Importing from CSV: only 50% appear in table

I’m importing a couple of CSV files to my database into two separate tables. I have tried numerous times and onyl 50% of the lines in the CSV appear as results in the table, e,g, my CSV file has 617833 lines and I import this files, but when I query the table to count the number of records then there’s only 308917 records. I have done the same on another table, importing 2.8 million rows and only 1.4 million make it to the table.

It appears to be missing every other line, so line 1 is imported, line 2 is not, line 3 is imported, line 4 is not etc.

Is there something I’m doing wrong?

Hello @StephenHind,

My first guess is that your CSV may be badly formatted, leading to two lines interpreted as one. Can you check in your database that the last column imported isn’t overfilled with data or plainly empty due to an import error?

You may be interested in looking at the gcloud sql import csv command, using --lines-terminated-by.

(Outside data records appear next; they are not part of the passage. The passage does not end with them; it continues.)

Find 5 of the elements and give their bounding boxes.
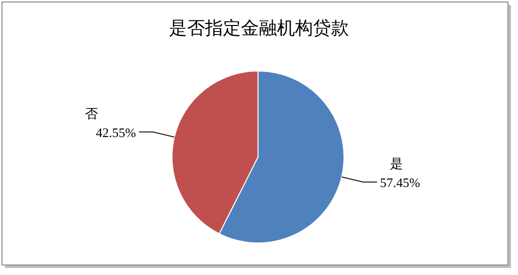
data-label: 42.55%: [96, 124, 136, 140]
data-label: 57.45%: [380, 175, 420, 190]
slice-label: 否: [84, 106, 98, 121]
chart-title: 是否指定金融机构贷款: [169, 18, 349, 38]
slice-label: 是: [390, 156, 404, 172]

Specifies the character that split line records. The value of this argument has to be a character in Hex ASCII Code. For example, “0A” represents a new line. This flag is only available for MySQL. If this flag is not provided, a new line character will be used as the default value.

Thanks for the response. The line termination was my first thought, but the actual issue turned out to be the import didn’t like the double-quotes arround each bit of text, so I removed them and all the records were imported.

Damn, I hesitated to talk about this too :man_facepalming:

In case someone’s facing the same problem, here’s some informations about --quote=QUOTE :

Specifies the character that encloses values from columns that have string data type. The value of this argument has to be a character in Hex ASCII Code. For example, “22” represents double quotes. This flag is only available for MySQL and Postgres. If this flag is not provided, double quotes character will be used as the default value.

Thanks again; I’m sure this will yhelp others in the future.

Just so you know I waas not using this commant, but the web UI to import. Hopefully Google can improve that tool to be more resilliant with the file formatting or actually give you theses options in the web UI.

This usually comes down to how the parser is handling line breaks or quoted fields. If every other line’s missing, there’s a good chance the file has unescaped newlines inside quoted fields. I’ve seen that happen a lot with exports from Excel or some ETL tools.

I just pull it into pandas.read_csv() with strict quoting and let it fail fast using on_bad_lines=‘error’. If something’s wrong, it’ll throw right away. Sometimes I’ll grep for quote mismatches per line. It’s a quick way to catch rows that’ll break the import.

Ingest pipeline on our end includes Windsor for automated scheduled syncs, schema checks, and early row validation. That, paired with Postgres COPY or bcp for SQL Server, covers most edge cases.

Last time I hit this, tweaking the ESCAPE and QUOTE settings during import fixed it. File encoding and line endings are always worth checking, too.